The high point here is the cinematography. The eponymous garden itself, the young people and their cycling outings and garden parties (reminiscent in a way of "Brideshead Revisited"), and the tennis matches (I think irresistibly of J.I.M. Stewart - of Duncan falling in love with Penny on the courts in "Young Pattullo") are all thoroughly English-looking, and, were it not for the glimpses outside the wall, you'd never think this was Ferrara, of all places. It's rather reminiscent of a Merchant/Ivory film, but one with a great deal more class; the finished product didn't always please Bassani, but that was down to De Sica himself necessarily re-writing the script, not to his cameraman.
The personal relationships, superficial as Bassani made them, are even more so here. In essence, the film details the unrequited love of upper-middle-class Giorgio (Lino Capolicchio, on perfect form) for aristocratic Micol Finzi-Contini (the hideously miscast but lovely Dominique Sanda - she's unmistakably French, FRENCH, and sometimes her phonology betrays it). Micol is the character on whom the camera's eye focuses, just as in the novel, and we see her in all her quirks and oddities, as well as in the emergent sexuality she can't control. But - De Sica lets her be blissfully unaware of being Jewish. Bassani didn't. In fact, he made it quite clear that behaviour like her affair with the Gentile Malnate (by the way, folks, a COMMUNIST and not a FASCIST - there's a whole spectrum between them), and parading about in the wet dress that gives us a notion of toplessness, is all thoroughly inappropriate.
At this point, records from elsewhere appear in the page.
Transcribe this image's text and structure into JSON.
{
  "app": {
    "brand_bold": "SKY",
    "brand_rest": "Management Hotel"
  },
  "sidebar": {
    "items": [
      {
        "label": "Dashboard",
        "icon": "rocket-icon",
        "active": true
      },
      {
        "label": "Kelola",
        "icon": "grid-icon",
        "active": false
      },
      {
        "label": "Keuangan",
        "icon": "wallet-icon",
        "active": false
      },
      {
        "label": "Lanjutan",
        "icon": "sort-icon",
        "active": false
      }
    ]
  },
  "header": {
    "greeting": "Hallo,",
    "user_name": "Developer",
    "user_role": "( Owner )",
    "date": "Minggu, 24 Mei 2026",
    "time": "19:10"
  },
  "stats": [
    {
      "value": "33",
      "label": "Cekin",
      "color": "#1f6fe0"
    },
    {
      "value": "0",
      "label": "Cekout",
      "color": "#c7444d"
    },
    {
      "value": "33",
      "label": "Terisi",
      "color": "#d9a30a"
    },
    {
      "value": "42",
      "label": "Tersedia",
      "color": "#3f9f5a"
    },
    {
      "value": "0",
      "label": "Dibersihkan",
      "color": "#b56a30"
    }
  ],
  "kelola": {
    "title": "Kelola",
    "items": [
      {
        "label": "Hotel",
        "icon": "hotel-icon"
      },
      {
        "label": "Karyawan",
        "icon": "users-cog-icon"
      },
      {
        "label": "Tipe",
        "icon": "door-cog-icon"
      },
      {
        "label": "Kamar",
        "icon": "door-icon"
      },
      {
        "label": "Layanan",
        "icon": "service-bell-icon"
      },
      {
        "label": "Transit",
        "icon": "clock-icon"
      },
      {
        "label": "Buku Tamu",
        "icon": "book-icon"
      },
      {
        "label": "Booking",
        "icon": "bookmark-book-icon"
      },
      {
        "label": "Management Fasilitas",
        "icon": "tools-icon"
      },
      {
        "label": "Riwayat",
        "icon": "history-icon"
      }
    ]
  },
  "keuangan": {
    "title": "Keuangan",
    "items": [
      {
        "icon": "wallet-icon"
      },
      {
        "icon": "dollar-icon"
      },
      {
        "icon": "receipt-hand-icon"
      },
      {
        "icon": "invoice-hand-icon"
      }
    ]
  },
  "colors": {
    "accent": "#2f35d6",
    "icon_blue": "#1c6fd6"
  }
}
So is trying to escape her family after Mussolini has passed the Punitive Laws.
The tableaux are the wonderful thing, but not the only thing; in fact, Bassani is best when he preaches most, and De Sica has picked that up. Giorgio's aggressively Jewish father is a wonderful creation; the post-Sabbath singing at table is a splendid scene; and the force of Mussolini's legislation - you can no more do this, you can no more do that - is positively hammered into our heads. (In fact, the permission given by Professor Finzi-Contini for Giorgio to write his thesis in the family library when the university one becomes out of bounds to Jews is wonderfully understated.) Much better is to come.
A few months later, the Gestapo come for the Finzi-Continis just as they've done for Ferrarese Jewish families lower on the ladder. The Professor and his wife go into the cattle lorries with dignity, emotional only when their son - dead of a venereal disease six months before - has his name called and is dealt with by a Nazi with a thick black pencil; the old grandmother is fearful but goes; and only Micol, hitherto too busy having fun, loses her composure. By chance, the Professor and his wife are shoved into one lorry, Micol and her grandmother into the other; this is when the "signora Regina", the old lady, begins to gibber with fear, but she knows no Italian, Micol no Judeo-Spanish, so the only comfort that can be offered is tactile. For De Sica, this is the moment of Micol's awakening; she's not a blonde party girl, not an upper-class young woman having fun, but an Italian Jewess on the way to be gassed at Auschwitz. In this moment she recognizes it, De Sica throws it at us with no subtlety at all - and the film ends far more directly than the book. It's unforgettable.
I've just sketched a few things, and it doesn't really do the film - which is much better than the novel - justice. See it for yourselves.